Vorrei riuscire a decifrare la sensazione che mi sento appiccicata addosso. Quell’omino del cimitero non mi ha trasmesso tranquillità. O era un pazzo furioso o davvero ascolta e capta frammenti di vita passata che ai più sfuggono. Poverino. Lavorare tutta la vita in un posto dove poi le tue ossa riposeranno tutta la morte.
– Scusa, posso farti vedere una cosa?-
– Scusa, posso farti vedere una cosa?-
Di nuovo il custode, mi ha seguito, mi prende sottobraccio e mi porta verso una combriccola di lapidi.
– io lo so che te ne stai andando via, ma te ne stai andando convinto che nulla ti stia quadrando, io voglio farti vedere dove vive ciò che credi sia tuo padre-
Mi lascio condurre, non so perchè.
-questo è il cimitero dove sono sepolti i principi Lanza di Scalea, lo sapevi?-
-no-
-però loro, rispetto a tuo padre non hanno la vista sul mare, vedi che la morte restituisce quello che la vita crede di togliere?-
-la matematica del fato-
-bella espressione, me la tengo- dice il custode con aria tesaurizzante – ma ho da dirti altro, vedi questa tomba? Qui è sepolto Luigi Mercantini-
-e chi è?- ometto il rafforzativo “minchia” in mezzo alla frase, non mi pare rispettoso
– è l’autore di quella poesia dove c’è la frase eran trecento eran giovani e forti e sono morti-
-ah si..quello che ha il virus di Angelo Branduardi-
– e che è?- ora sono io che ho incuriosito lui
-Branduardi dice che i bambini non conoscono il suo nome, ma se gli dici “quello che ha scritto la fiera dell’est” collegano subito-
-si, si, ora ho capito, ma adesso vieni, ti faccio vedere l’ultima cosa quella che deve farti quadrare tutto, ecco, ci siamo quasi, guarda qui-
– questa è la tomba di Paolo Borsellino..-
– lo sapevi che era qui?-
-si, ma non lo pensavo sepolto così vicino a mio padre, non ero mai venuto a guardare da questo lato della strada-
– bene, adesso vai, devo chiudere, anche se siamo a Palermo, dove non dovrebbe esserci foschia, disperdi la nebbia che vedi, tutto ti sarà chiaro, ricordati di dare un nome-
Ultima frase, accompagnata da clangore di cancello.
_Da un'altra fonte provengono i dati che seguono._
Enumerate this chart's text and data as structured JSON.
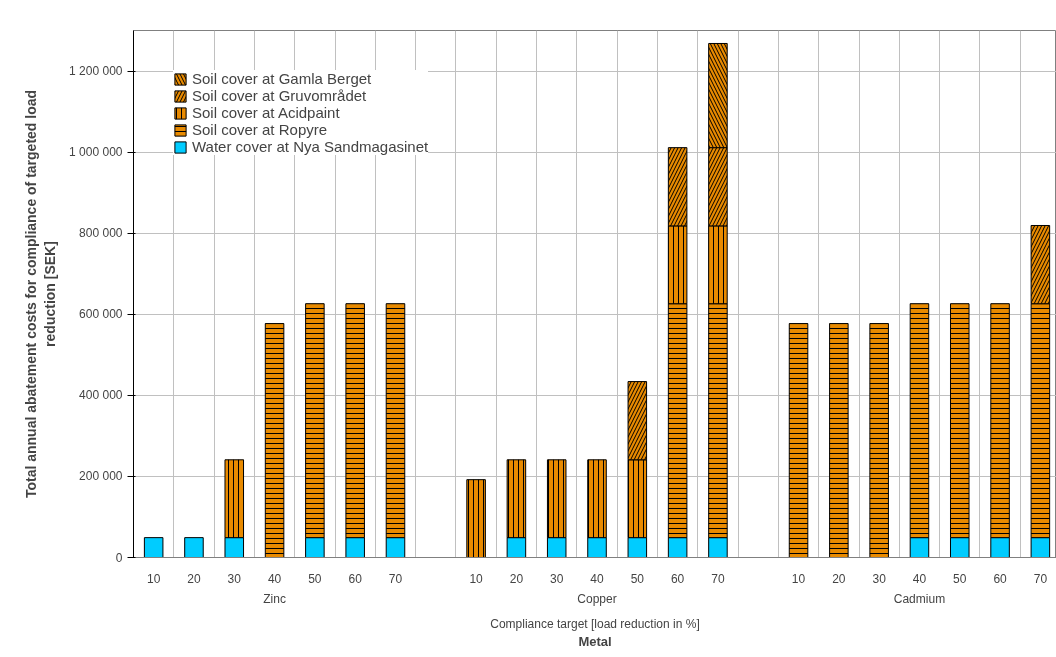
{
  "chart_data": {
    "type": "bar",
    "stacked": true,
    "xlabel": "Metal",
    "ylabel": "Total annual abatement costs for compliance of targeted load reduction [SEK]",
    "annotations": [
      "Zinc",
      "Copper",
      "Cadmium",
      "Compliance target [load reduction in %]"
    ],
    "categories": [
      "10",
      "20",
      "30",
      "40",
      "50",
      "60",
      "70",
      "10",
      "20",
      "30",
      "40",
      "50",
      "60",
      "70",
      "10",
      "20",
      "30",
      "40",
      "50",
      "60",
      "70"
    ],
    "series": [
      {
        "name": "Water cover at Nya Sandmagasinet",
        "color": "#00ccff",
        "values": [
          49000,
          49000,
          49000,
          null,
          49000,
          49000,
          49000,
          null,
          49000,
          49000,
          49000,
          49000,
          49000,
          49000,
          null,
          null,
          null,
          49000,
          49000,
          49000,
          49000
        ]
      },
      {
        "name": "Soil cover at Ropyre",
        "color": "#e88a00",
        "values": [
          null,
          null,
          null,
          577000,
          577000,
          577000,
          577000,
          null,
          null,
          null,
          null,
          null,
          577000,
          577000,
          577000,
          577000,
          577000,
          577000,
          577000,
          577000,
          577000
        ]
      },
      {
        "name": "Soil cover at Acidpaint",
        "color": "#e88a00",
        "values": [
          null,
          null,
          192000,
          null,
          null,
          null,
          null,
          192000,
          192000,
          192000,
          192000,
          192000,
          192000,
          192000,
          null,
          null,
          null,
          null,
          null,
          null,
          null
        ]
      },
      {
        "name": "Soil cover at Gruvområdet",
        "color": "#e88a00",
        "values": [
          null,
          null,
          null,
          null,
          null,
          null,
          null,
          null,
          null,
          null,
          null,
          193000,
          193000,
          193000,
          null,
          null,
          null,
          null,
          null,
          null,
          193000
        ]
      },
      {
        "name": "Soil cover at Gamla Berget",
        "color": "#e88a00",
        "values": [
          null,
          null,
          null,
          null,
          null,
          null,
          null,
          null,
          null,
          null,
          null,
          null,
          null,
          257000,
          null,
          null,
          null,
          null,
          null,
          null,
          null
        ]
      }
    ],
    "ylim": [
      0,
      1300000
    ],
    "yticks": [
      0,
      {
        "value": 200000,
        "label": "200 000"
      },
      {
        "value": 400000,
        "label": "400 000"
      },
      {
        "value": 600000,
        "label": "600 000"
      },
      {
        "value": 800000,
        "label": "800 000"
      },
      {
        "value": 1000000,
        "label": "1 000 000"
      },
      {
        "value": 1200000,
        "label": "1 200 000"
      }
    ],
    "grid": true,
    "legend": "top left"
  }
}
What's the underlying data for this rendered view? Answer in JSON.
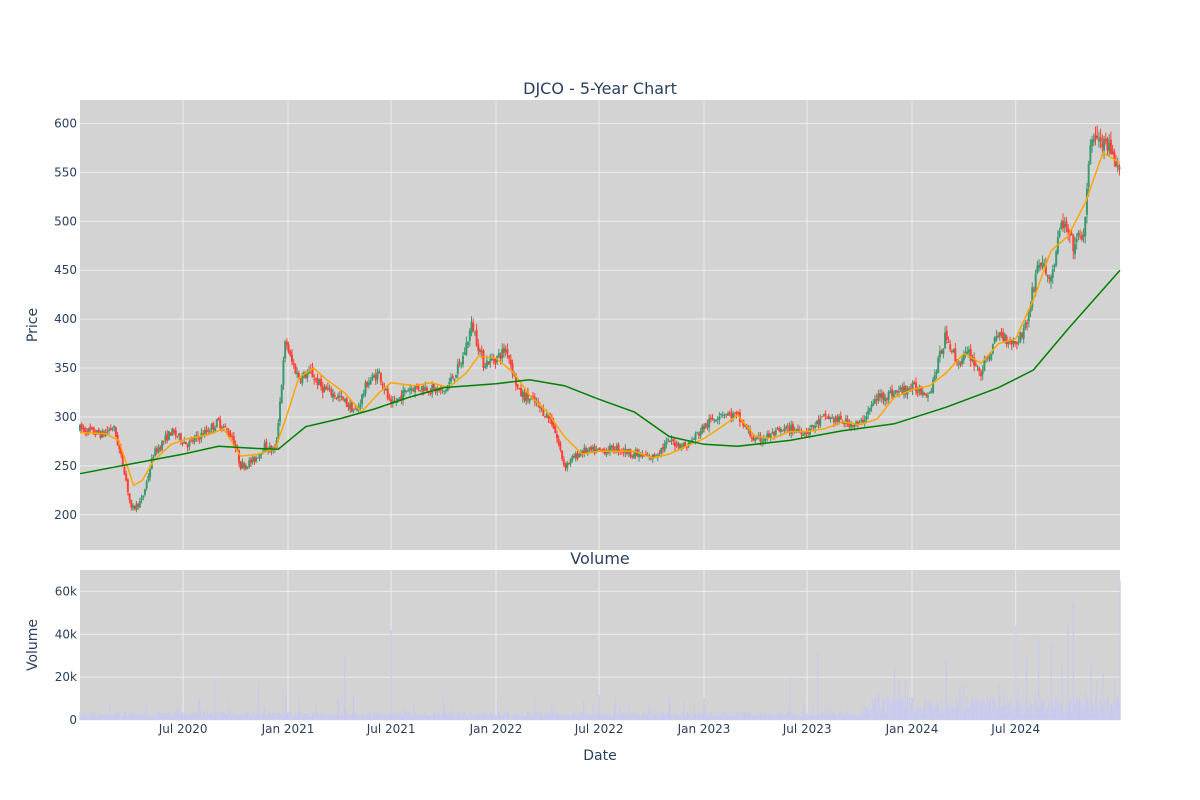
{
  "chart_data": [
    {
      "type": "candlestick",
      "title": "DJCO - 5-Year Chart",
      "ylabel": "Price",
      "ylim": [
        164,
        624
      ],
      "yticks": [
        200,
        250,
        300,
        350,
        400,
        450,
        500,
        550,
        600
      ],
      "xlim": [
        "2020-01-02",
        "2024-12-31"
      ],
      "series": [
        {
          "name": "",
          "kind": "ohlc",
          "color_up": "#3d9970",
          "color_down": "#ff4136"
        },
        {
          "name": "",
          "kind": "moving_average_short",
          "color": "#ffa500",
          "points": [
            [
              "2020-01-02",
              284
            ],
            [
              "2020-02-15",
              283
            ],
            [
              "2020-03-10",
              276
            ],
            [
              "2020-04-05",
              230
            ],
            [
              "2020-04-20",
              235
            ],
            [
              "2020-05-10",
              255
            ],
            [
              "2020-06-10",
              272
            ],
            [
              "2020-07-10",
              278
            ],
            [
              "2020-08-15",
              282
            ],
            [
              "2020-09-10",
              288
            ],
            [
              "2020-10-10",
              260
            ],
            [
              "2020-11-10",
              262
            ],
            [
              "2020-12-10",
              268
            ],
            [
              "2020-12-28",
              298
            ],
            [
              "2021-01-20",
              340
            ],
            [
              "2021-02-15",
              350
            ],
            [
              "2021-03-10",
              338
            ],
            [
              "2021-04-10",
              325
            ],
            [
              "2021-05-10",
              305
            ],
            [
              "2021-06-10",
              325
            ],
            [
              "2021-07-01",
              335
            ],
            [
              "2021-08-10",
              332
            ],
            [
              "2021-09-10",
              335
            ],
            [
              "2021-10-10",
              330
            ],
            [
              "2021-11-10",
              345
            ],
            [
              "2021-12-01",
              362
            ],
            [
              "2022-01-01",
              360
            ],
            [
              "2022-02-01",
              345
            ],
            [
              "2022-03-01",
              322
            ],
            [
              "2022-04-01",
              305
            ],
            [
              "2022-05-01",
              280
            ],
            [
              "2022-06-01",
              262
            ],
            [
              "2022-07-01",
              265
            ],
            [
              "2022-08-01",
              265
            ],
            [
              "2022-09-01",
              265
            ],
            [
              "2022-10-01",
              258
            ],
            [
              "2022-11-01",
              262
            ],
            [
              "2022-12-01",
              270
            ],
            [
              "2023-01-01",
              278
            ],
            [
              "2023-02-01",
              290
            ],
            [
              "2023-03-01",
              302
            ],
            [
              "2023-04-01",
              280
            ],
            [
              "2023-05-01",
              278
            ],
            [
              "2023-06-01",
              285
            ],
            [
              "2023-07-01",
              285
            ],
            [
              "2023-08-01",
              288
            ],
            [
              "2023-09-01",
              295
            ],
            [
              "2023-10-01",
              292
            ],
            [
              "2023-11-01",
              298
            ],
            [
              "2023-12-01",
              320
            ],
            [
              "2024-01-01",
              328
            ],
            [
              "2024-02-01",
              332
            ],
            [
              "2024-03-01",
              345
            ],
            [
              "2024-04-01",
              365
            ],
            [
              "2024-05-01",
              355
            ],
            [
              "2024-06-01",
              375
            ],
            [
              "2024-07-01",
              380
            ],
            [
              "2024-08-01",
              420
            ],
            [
              "2024-09-01",
              470
            ],
            [
              "2024-10-01",
              485
            ],
            [
              "2024-11-01",
              520
            ],
            [
              "2024-12-01",
              570
            ],
            [
              "2024-12-31",
              560
            ]
          ]
        },
        {
          "name": "",
          "kind": "moving_average_long",
          "color": "#008000",
          "points": [
            [
              "2020-01-02",
              242
            ],
            [
              "2020-04-01",
              252
            ],
            [
              "2020-07-01",
              262
            ],
            [
              "2020-09-01",
              270
            ],
            [
              "2020-11-01",
              268
            ],
            [
              "2020-12-15",
              267
            ],
            [
              "2021-02-01",
              290
            ],
            [
              "2021-04-01",
              298
            ],
            [
              "2021-06-01",
              308
            ],
            [
              "2021-08-01",
              320
            ],
            [
              "2021-10-01",
              330
            ],
            [
              "2022-01-01",
              334
            ],
            [
              "2022-03-01",
              338
            ],
            [
              "2022-05-01",
              332
            ],
            [
              "2022-07-01",
              318
            ],
            [
              "2022-09-01",
              305
            ],
            [
              "2022-11-01",
              280
            ],
            [
              "2023-01-01",
              272
            ],
            [
              "2023-03-01",
              270
            ],
            [
              "2023-06-01",
              276
            ],
            [
              "2023-09-01",
              286
            ],
            [
              "2023-12-01",
              293
            ],
            [
              "2024-03-01",
              310
            ],
            [
              "2024-06-01",
              330
            ],
            [
              "2024-08-01",
              348
            ],
            [
              "2024-10-01",
              390
            ],
            [
              "2024-12-31",
              450
            ]
          ]
        }
      ]
    },
    {
      "type": "bar",
      "title": "Volume",
      "ylabel": "Volume",
      "xlabel": "Date",
      "ylim": [
        0,
        70000
      ],
      "yticks": [
        0,
        20000,
        40000,
        60000
      ],
      "ytick_labels": [
        "0",
        "20k",
        "40k",
        "60k"
      ],
      "xticks": [
        "2020-07-01",
        "2021-01-01",
        "2021-07-01",
        "2022-01-01",
        "2022-07-01",
        "2023-01-01",
        "2023-07-01",
        "2024-01-01",
        "2024-07-01"
      ],
      "xtick_labels": [
        "Jul 2020",
        "Jan 2021",
        "Jul 2021",
        "Jan 2022",
        "Jul 2022",
        "Jan 2023",
        "Jul 2023",
        "Jan 2024",
        "Jul 2024"
      ],
      "color": "#c8c8f0"
    }
  ],
  "ohlc_anchor_closes": [
    [
      "2020-01-02",
      288
    ],
    [
      "2020-02-10",
      282
    ],
    [
      "2020-03-01",
      290
    ],
    [
      "2020-03-20",
      245
    ],
    [
      "2020-04-01",
      205
    ],
    [
      "2020-04-20",
      215
    ],
    [
      "2020-05-10",
      262
    ],
    [
      "2020-06-10",
      285
    ],
    [
      "2020-07-10",
      272
    ],
    [
      "2020-08-10",
      285
    ],
    [
      "2020-09-01",
      295
    ],
    [
      "2020-09-25",
      280
    ],
    [
      "2020-10-10",
      250
    ],
    [
      "2020-11-01",
      255
    ],
    [
      "2020-11-20",
      270
    ],
    [
      "2020-12-10",
      265
    ],
    [
      "2020-12-28",
      380
    ],
    [
      "2021-01-05",
      360
    ],
    [
      "2021-01-20",
      340
    ],
    [
      "2021-02-10",
      345
    ],
    [
      "2021-03-01",
      330
    ],
    [
      "2021-04-01",
      320
    ],
    [
      "2021-05-01",
      305
    ],
    [
      "2021-05-20",
      335
    ],
    [
      "2021-06-10",
      345
    ],
    [
      "2021-07-01",
      310
    ],
    [
      "2021-08-01",
      330
    ],
    [
      "2021-09-01",
      330
    ],
    [
      "2021-10-01",
      325
    ],
    [
      "2021-11-01",
      355
    ],
    [
      "2021-11-20",
      395
    ],
    [
      "2021-12-10",
      355
    ],
    [
      "2022-01-01",
      360
    ],
    [
      "2022-01-20",
      370
    ],
    [
      "2022-02-10",
      325
    ],
    [
      "2022-03-10",
      315
    ],
    [
      "2022-04-10",
      295
    ],
    [
      "2022-05-01",
      250
    ],
    [
      "2022-06-01",
      265
    ],
    [
      "2022-07-01",
      265
    ],
    [
      "2022-08-01",
      268
    ],
    [
      "2022-09-01",
      262
    ],
    [
      "2022-10-01",
      258
    ],
    [
      "2022-11-01",
      275
    ],
    [
      "2022-12-01",
      270
    ],
    [
      "2023-01-01",
      290
    ],
    [
      "2023-02-01",
      305
    ],
    [
      "2023-03-01",
      300
    ],
    [
      "2023-04-01",
      275
    ],
    [
      "2023-05-01",
      282
    ],
    [
      "2023-06-01",
      288
    ],
    [
      "2023-07-01",
      285
    ],
    [
      "2023-08-01",
      300
    ],
    [
      "2023-09-01",
      295
    ],
    [
      "2023-10-01",
      292
    ],
    [
      "2023-11-01",
      320
    ],
    [
      "2023-12-01",
      325
    ],
    [
      "2024-01-01",
      330
    ],
    [
      "2024-02-01",
      325
    ],
    [
      "2024-03-01",
      385
    ],
    [
      "2024-03-20",
      355
    ],
    [
      "2024-04-10",
      365
    ],
    [
      "2024-05-01",
      345
    ],
    [
      "2024-06-01",
      385
    ],
    [
      "2024-07-01",
      375
    ],
    [
      "2024-07-20",
      395
    ],
    [
      "2024-08-10",
      460
    ],
    [
      "2024-09-01",
      440
    ],
    [
      "2024-09-20",
      500
    ],
    [
      "2024-10-10",
      475
    ],
    [
      "2024-10-30",
      490
    ],
    [
      "2024-11-10",
      590
    ],
    [
      "2024-11-25",
      580
    ],
    [
      "2024-12-10",
      575
    ],
    [
      "2024-12-31",
      545
    ]
  ],
  "volume_spikes": [
    [
      "2020-08-25",
      19000
    ],
    [
      "2020-11-10",
      18000
    ],
    [
      "2020-12-28",
      12000
    ],
    [
      "2021-01-20",
      11000
    ],
    [
      "2021-04-10",
      30000
    ],
    [
      "2021-07-01",
      42000
    ],
    [
      "2021-10-01",
      11000
    ],
    [
      "2022-07-01",
      12000
    ],
    [
      "2022-11-01",
      11000
    ],
    [
      "2023-01-01",
      10000
    ],
    [
      "2023-06-01",
      20000
    ],
    [
      "2023-07-20",
      32000
    ],
    [
      "2023-12-01",
      25000
    ],
    [
      "2023-12-20",
      18000
    ],
    [
      "2024-03-01",
      28000
    ],
    [
      "2024-04-01",
      16000
    ],
    [
      "2024-06-01",
      17000
    ],
    [
      "2024-07-01",
      44000
    ],
    [
      "2024-07-20",
      30000
    ],
    [
      "2024-08-10",
      38000
    ],
    [
      "2024-09-01",
      35000
    ],
    [
      "2024-09-20",
      25000
    ],
    [
      "2024-10-01",
      44000
    ],
    [
      "2024-10-10",
      55000
    ],
    [
      "2024-11-10",
      27000
    ],
    [
      "2024-12-01",
      22000
    ],
    [
      "2024-12-31",
      65000
    ]
  ]
}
Vado verso la macchina, bel modo di tornare a Palermo, domani prendo servizio al commissariato del mio quartiere.
Commissario Maltese, questo è sicuramente il primo mistero che ti hanno proposto, domani te ne aspettano di peggiori.
Com’è che ha detto? “Dai un nome…” di sicuro mio padre è sepolto meglio di altri che non godono la sua vista sul mare.
Ma è in buona compagnia, che significa “dai un nome?”
Nome..mio padre si chiamava Giovanni Maltese, Giovanni. Ora quadra tutto, o meglio almeno quadra dentro il mio cuore.
Giovanni, accanto a Paolo. Non può esistere Giovanni senza Paolo, anche se non è quello giusto. Mio padre porta un nome nei paraggi. Forse Paolo, in mancanza dell’originale si fa bastare un supplente.
Chiudo lo sportello, sorrido. Mistero risolto. O no?